Compliance Suite Introduction
DISA Security Technical Implementation
A Security Technical Implementation Guide (STIG) is a configuration standard for United States Department of Defense (DoD) Information Assurance (IA) and IA-enabled devices/systems published by the United States Defense Information Systems Agency (DISA). Since 1998, DISA has played a critical role enhancing the security posture of DoD’s security systems by providing the STIGs. The STIGs contain technical guidance to “lock down” information systems/software that might otherwise be vulnerable to a malicious computer attack.
Importantly, compliance with the STIG guidance requires only open source software and documentation. The PostgreSQL STIG is based on open source, unmodified PostgreSQL used in conjunction with certain open source PostgreSQL extensions – most notably, pgaudit.

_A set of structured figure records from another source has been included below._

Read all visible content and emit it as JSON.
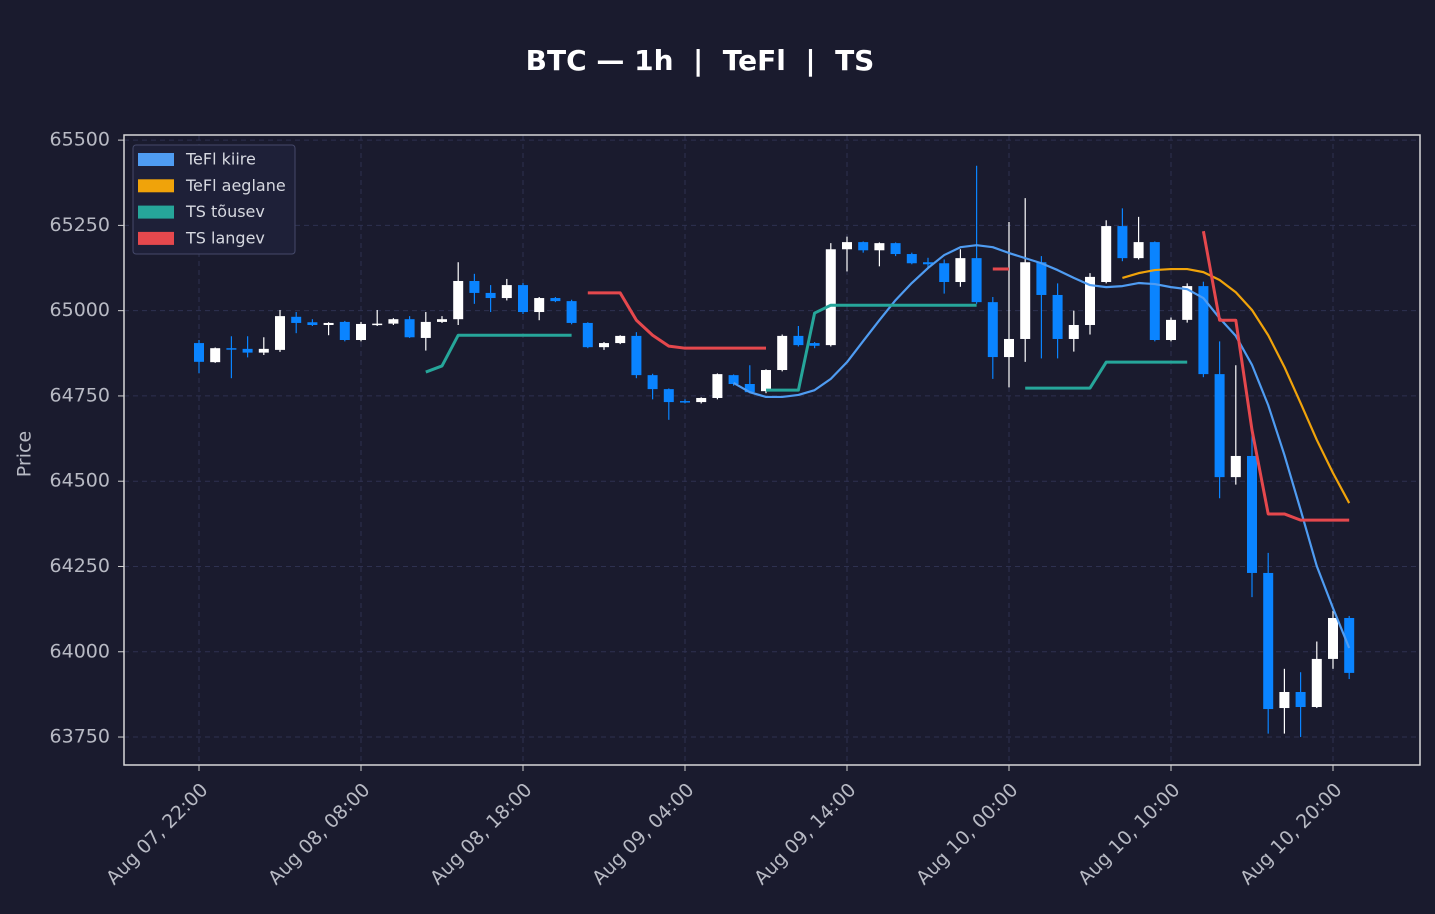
{
  "chart_data": {
    "type": "candlestick",
    "title": "BTC — 1h  |  TeFl  |  TS",
    "ylabel": "Price",
    "x": [
      "Aug 07, 22:00",
      "Aug 07, 23:00",
      "Aug 08, 00:00",
      "Aug 08, 01:00",
      "Aug 08, 02:00",
      "Aug 08, 03:00",
      "Aug 08, 04:00",
      "Aug 08, 05:00",
      "Aug 08, 06:00",
      "Aug 08, 07:00",
      "Aug 08, 08:00",
      "Aug 08, 09:00",
      "Aug 08, 10:00",
      "Aug 08, 11:00",
      "Aug 08, 12:00",
      "Aug 08, 13:00",
      "Aug 08, 14:00",
      "Aug 08, 15:00",
      "Aug 08, 16:00",
      "Aug 08, 17:00",
      "Aug 08, 18:00",
      "Aug 08, 19:00",
      "Aug 08, 20:00",
      "Aug 08, 21:00",
      "Aug 08, 22:00",
      "Aug 08, 23:00",
      "Aug 09, 00:00",
      "Aug 09, 01:00",
      "Aug 09, 02:00",
      "Aug 09, 03:00",
      "Aug 09, 04:00",
      "Aug 09, 05:00",
      "Aug 09, 06:00",
      "Aug 09, 07:00",
      "Aug 09, 08:00",
      "Aug 09, 09:00",
      "Aug 09, 10:00",
      "Aug 09, 11:00",
      "Aug 09, 12:00",
      "Aug 09, 13:00",
      "Aug 09, 14:00",
      "Aug 09, 15:00",
      "Aug 09, 16:00",
      "Aug 09, 17:00",
      "Aug 09, 18:00",
      "Aug 09, 19:00",
      "Aug 09, 20:00",
      "Aug 09, 21:00",
      "Aug 09, 22:00",
      "Aug 09, 23:00",
      "Aug 10, 00:00",
      "Aug 10, 01:00",
      "Aug 10, 02:00",
      "Aug 10, 03:00",
      "Aug 10, 04:00",
      "Aug 10, 05:00",
      "Aug 10, 06:00",
      "Aug 10, 07:00",
      "Aug 10, 08:00",
      "Aug 10, 09:00",
      "Aug 10, 10:00",
      "Aug 10, 11:00",
      "Aug 10, 12:00",
      "Aug 10, 13:00",
      "Aug 10, 14:00",
      "Aug 10, 15:00",
      "Aug 10, 16:00",
      "Aug 10, 17:00",
      "Aug 10, 18:00",
      "Aug 10, 19:00",
      "Aug 10, 20:00",
      "Aug 10, 21:00"
    ],
    "xticks": [
      "Aug 07, 22:00",
      "Aug 08, 08:00",
      "Aug 08, 18:00",
      "Aug 09, 04:00",
      "Aug 09, 14:00",
      "Aug 10, 00:00",
      "Aug 10, 10:00",
      "Aug 10, 20:00"
    ],
    "open": [
      64905,
      64849,
      64890,
      64888,
      64877,
      64885,
      64982,
      64966,
      64958,
      64967,
      64914,
      64960,
      64962,
      64975,
      64920,
      64967,
      64975,
      65087,
      65052,
      65037,
      65075,
      64996,
      65037,
      65028,
      64964,
      64893,
      64905,
      64926,
      64811,
      64770,
      64735,
      64732,
      64744,
      64811,
      64785,
      64764,
      64826,
      64926,
      64905,
      64899,
      65180,
      65201,
      65177,
      65198,
      65166,
      65142,
      65139,
      65084,
      65154,
      65025,
      64864,
      64917,
      65142,
      65046,
      64917,
      64958,
      65084,
      65248,
      65154,
      65201,
      64914,
      64973,
      65072,
      64814,
      64512,
      64574,
      64231,
      63835,
      63882,
      63838,
      63979,
      64099
    ],
    "high": [
      64914,
      64892,
      64925,
      64925,
      64922,
      65002,
      64996,
      64975,
      64966,
      64970,
      64967,
      65002,
      64978,
      64984,
      64996,
      64984,
      65142,
      65108,
      65075,
      65093,
      65081,
      65040,
      65040,
      65032,
      64966,
      64908,
      64928,
      64937,
      64815,
      64772,
      64740,
      64746,
      64816,
      64813,
      64840,
      64828,
      64930,
      64955,
      64908,
      65198,
      65217,
      65203,
      65200,
      65200,
      65170,
      65155,
      65150,
      65180,
      65425,
      65040,
      65260,
      65330,
      65160,
      65080,
      65000,
      65110,
      65265,
      65300,
      65275,
      65203,
      64980,
      65080,
      65085,
      64910,
      64840,
      64660,
      64290,
      63950,
      63940,
      64030,
      64120,
      64105
    ],
    "low": [
      64817,
      64847,
      64802,
      64863,
      64870,
      64879,
      64934,
      64955,
      64928,
      64910,
      64910,
      64955,
      64958,
      64920,
      64883,
      64964,
      64958,
      65020,
      64996,
      65030,
      64990,
      64972,
      65025,
      64960,
      64890,
      64885,
      64902,
      64802,
      64740,
      64680,
      64728,
      64728,
      64740,
      64780,
      64758,
      64758,
      64822,
      64895,
      64890,
      64895,
      65115,
      65170,
      65130,
      65160,
      65136,
      65125,
      65050,
      65070,
      65020,
      64800,
      64775,
      64850,
      64860,
      64860,
      64880,
      64930,
      65080,
      65145,
      65150,
      64910,
      64910,
      64965,
      64805,
      64450,
      64490,
      64160,
      63760,
      63760,
      63750,
      63835,
      63950,
      63920
    ],
    "close": [
      64850,
      64890,
      64886,
      64877,
      64888,
      64984,
      64964,
      64958,
      64964,
      64914,
      64961,
      64962,
      64975,
      64922,
      64967,
      64975,
      65087,
      65052,
      65037,
      65075,
      64996,
      65037,
      65028,
      64964,
      64893,
      64905,
      64926,
      64811,
      64770,
      64732,
      64732,
      64744,
      64814,
      64785,
      64761,
      64826,
      64926,
      64899,
      64897,
      65180,
      65201,
      65177,
      65198,
      65166,
      65139,
      65136,
      65084,
      65154,
      65025,
      64864,
      64917,
      65142,
      65046,
      64917,
      64958,
      65099,
      65248,
      65154,
      65201,
      64914,
      64973,
      65072,
      64814,
      64512,
      64574,
      64231,
      63832,
      63882,
      63838,
      63979,
      64099,
      63938
    ],
    "up_color": "#ffffff",
    "down_color": "#0a84ff",
    "series": [
      {
        "name": "TeFl kiire",
        "color": "#4f9cf2",
        "values": [
          null,
          null,
          null,
          null,
          null,
          null,
          null,
          null,
          null,
          null,
          null,
          null,
          null,
          null,
          null,
          null,
          null,
          null,
          null,
          null,
          null,
          null,
          null,
          null,
          null,
          null,
          null,
          null,
          null,
          null,
          null,
          null,
          null,
          64788,
          64761,
          64747,
          64747,
          64753,
          64767,
          64800,
          64849,
          64911,
          64972,
          65031,
          65081,
          65125,
          65163,
          65186,
          65192,
          65186,
          65169,
          65154,
          65139,
          65119,
          65096,
          65075,
          65069,
          65072,
          65081,
          65078,
          65069,
          65063,
          65037,
          64978,
          64926,
          64841,
          64723,
          64577,
          64416,
          64251,
          64128,
          64011
        ]
      },
      {
        "name": "TeFl aeglane",
        "color": "#f0a30a",
        "values": [
          null,
          null,
          null,
          null,
          null,
          null,
          null,
          null,
          null,
          null,
          null,
          null,
          null,
          null,
          null,
          null,
          null,
          null,
          null,
          null,
          null,
          null,
          null,
          null,
          null,
          null,
          null,
          null,
          null,
          null,
          null,
          null,
          null,
          null,
          null,
          null,
          null,
          null,
          null,
          null,
          null,
          null,
          null,
          null,
          null,
          null,
          null,
          null,
          null,
          null,
          null,
          null,
          null,
          null,
          null,
          null,
          null,
          65096,
          65110,
          65119,
          65122,
          65122,
          65113,
          65090,
          65054,
          65002,
          64928,
          64835,
          64729,
          64621,
          64524,
          64436
        ]
      },
      {
        "name": "TS tõusev",
        "color": "#26a69a",
        "values": [
          null,
          null,
          null,
          null,
          null,
          null,
          null,
          null,
          null,
          null,
          null,
          null,
          null,
          null,
          64820,
          64838,
          64928,
          64928,
          64928,
          64928,
          64928,
          64928,
          64928,
          64928,
          null,
          null,
          null,
          null,
          null,
          null,
          null,
          null,
          null,
          null,
          null,
          64767,
          64767,
          64767,
          64993,
          65016,
          65016,
          65016,
          65016,
          65016,
          65016,
          65016,
          65016,
          65016,
          65016,
          null,
          null,
          64773,
          64773,
          64773,
          64773,
          64773,
          64849,
          64849,
          64849,
          64849,
          64849,
          64849,
          null,
          null,
          null,
          null,
          null,
          null,
          null,
          null,
          null,
          null
        ]
      },
      {
        "name": "TS langev",
        "color": "#e5484d",
        "values": [
          null,
          null,
          null,
          null,
          null,
          null,
          null,
          null,
          null,
          null,
          null,
          null,
          null,
          null,
          null,
          null,
          null,
          null,
          null,
          null,
          null,
          null,
          null,
          null,
          65052,
          65052,
          65052,
          64972,
          64928,
          64896,
          64890,
          64890,
          64890,
          64890,
          64890,
          64890,
          null,
          null,
          null,
          null,
          null,
          null,
          null,
          null,
          null,
          null,
          null,
          null,
          null,
          65122,
          65122,
          null,
          null,
          null,
          null,
          null,
          null,
          null,
          null,
          null,
          null,
          null,
          65233,
          64972,
          64972,
          64650,
          64404,
          64404,
          64386,
          64386,
          64386,
          64386
        ]
      }
    ],
    "ylim": [
      63668,
      65515
    ],
    "yticks": [
      63750,
      64000,
      64250,
      64500,
      64750,
      65000,
      65250,
      65500
    ],
    "grid": true,
    "legend": "upper left"
  }
}
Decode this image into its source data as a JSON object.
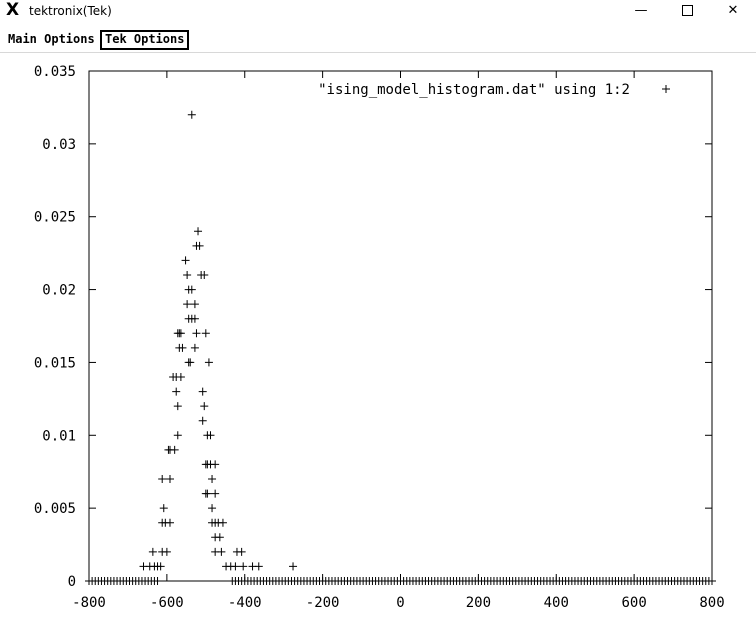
{
  "window": {
    "title": "tektronix(Tek)",
    "icon": "x-logo-icon",
    "controls": {
      "minimize": "—",
      "maximize": "☐",
      "close": "✕"
    }
  },
  "menubar": {
    "main_options": "Main Options",
    "tek_options": "Tek Options"
  },
  "chart_data": {
    "type": "scatter",
    "marker": "+",
    "title": "",
    "legend": "\"ising_model_histogram.dat\" using 1:2",
    "legend_position": "top-right",
    "xlabel": "",
    "ylabel": "",
    "xlim": [
      -800,
      800
    ],
    "ylim": [
      0,
      0.035
    ],
    "grid": false,
    "xticks": [
      -800,
      -600,
      -400,
      -200,
      0,
      200,
      400,
      600,
      800
    ],
    "xtick_labels": [
      "-800",
      "-600",
      "-400",
      "-200",
      "0",
      "200",
      "400",
      "600",
      "800"
    ],
    "yticks": [
      0,
      0.005,
      0.01,
      0.015,
      0.02,
      0.025,
      0.03,
      0.035
    ],
    "ytick_labels": [
      "0",
      "0.005",
      "0.01",
      "0.015",
      "0.02",
      "0.025",
      "0.03",
      "0.035"
    ],
    "series": [
      {
        "name": "\"ising_model_histogram.dat\" using 1:2",
        "points": [
          [
            -536,
            0.032
          ],
          [
            -520,
            0.024
          ],
          [
            -524,
            0.023
          ],
          [
            -516,
            0.023
          ],
          [
            -552,
            0.022
          ],
          [
            -548,
            0.021
          ],
          [
            -512,
            0.021
          ],
          [
            -504,
            0.021
          ],
          [
            -544,
            0.02
          ],
          [
            -536,
            0.02
          ],
          [
            -548,
            0.019
          ],
          [
            -528,
            0.019
          ],
          [
            -544,
            0.018
          ],
          [
            -536,
            0.018
          ],
          [
            -528,
            0.018
          ],
          [
            -572,
            0.017
          ],
          [
            -568,
            0.017
          ],
          [
            -564,
            0.017
          ],
          [
            -524,
            0.017
          ],
          [
            -500,
            0.017
          ],
          [
            -568,
            0.016
          ],
          [
            -560,
            0.016
          ],
          [
            -528,
            0.016
          ],
          [
            -544,
            0.015
          ],
          [
            -540,
            0.015
          ],
          [
            -492,
            0.015
          ],
          [
            -584,
            0.014
          ],
          [
            -576,
            0.014
          ],
          [
            -564,
            0.014
          ],
          [
            -576,
            0.013
          ],
          [
            -508,
            0.013
          ],
          [
            -572,
            0.012
          ],
          [
            -504,
            0.012
          ],
          [
            -508,
            0.011
          ],
          [
            -572,
            0.01
          ],
          [
            -496,
            0.01
          ],
          [
            -488,
            0.01
          ],
          [
            -596,
            0.009
          ],
          [
            -592,
            0.009
          ],
          [
            -580,
            0.009
          ],
          [
            -612,
            0.007
          ],
          [
            -592,
            0.007
          ],
          [
            -484,
            0.007
          ],
          [
            -500,
            0.008
          ],
          [
            -496,
            0.008
          ],
          [
            -488,
            0.008
          ],
          [
            -476,
            0.008
          ],
          [
            -500,
            0.006
          ],
          [
            -496,
            0.006
          ],
          [
            -476,
            0.006
          ],
          [
            -608,
            0.005
          ],
          [
            -484,
            0.005
          ],
          [
            -612,
            0.004
          ],
          [
            -604,
            0.004
          ],
          [
            -592,
            0.004
          ],
          [
            -484,
            0.004
          ],
          [
            -476,
            0.004
          ],
          [
            -468,
            0.004
          ],
          [
            -456,
            0.004
          ],
          [
            -476,
            0.003
          ],
          [
            -464,
            0.003
          ],
          [
            -636,
            0.002
          ],
          [
            -612,
            0.002
          ],
          [
            -600,
            0.002
          ],
          [
            -476,
            0.002
          ],
          [
            -460,
            0.002
          ],
          [
            -420,
            0.002
          ],
          [
            -408,
            0.002
          ],
          [
            -660,
            0.001
          ],
          [
            -644,
            0.001
          ],
          [
            -632,
            0.001
          ],
          [
            -624,
            0.001
          ],
          [
            -616,
            0.001
          ],
          [
            -448,
            0.001
          ],
          [
            -436,
            0.001
          ],
          [
            -424,
            0.001
          ],
          [
            -404,
            0.001
          ],
          [
            -380,
            0.001
          ],
          [
            -364,
            0.001
          ],
          [
            -276,
            0.001
          ]
        ],
        "baseline_zero_points": {
          "x_start": -800,
          "x_end": 800,
          "step": 8,
          "y": 0,
          "excluded_range": [
            -620,
            -432
          ]
        }
      }
    ]
  }
}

DISA PostgreSQL STIG Automation
Developed to support the National Geospatial-Intelligence Agency (NGA)’s GEOINT Services mission to reduce the time it takes to secure authority to operate certification for cloud services, Crunchy Data’s technology leverages open source software to provide automated compliance testing. In this case, the compliance testing and subsequent review and approval was accomplished within 72 hours, a major reduction in effort. The PostgreSQL STIG Automation project uses the InSpec Project, which provides an open source compliance, security and policy testing framework, to dynamically extract system configuration information. This information is checked against strict security DoD guidelines crafted by industry-leading PostgreSQL security experts. The PostgreSQL STIG Automation project also electronically supplements the Body of Evidence required to verify NIST 800-53 and the government’s compliance requirements.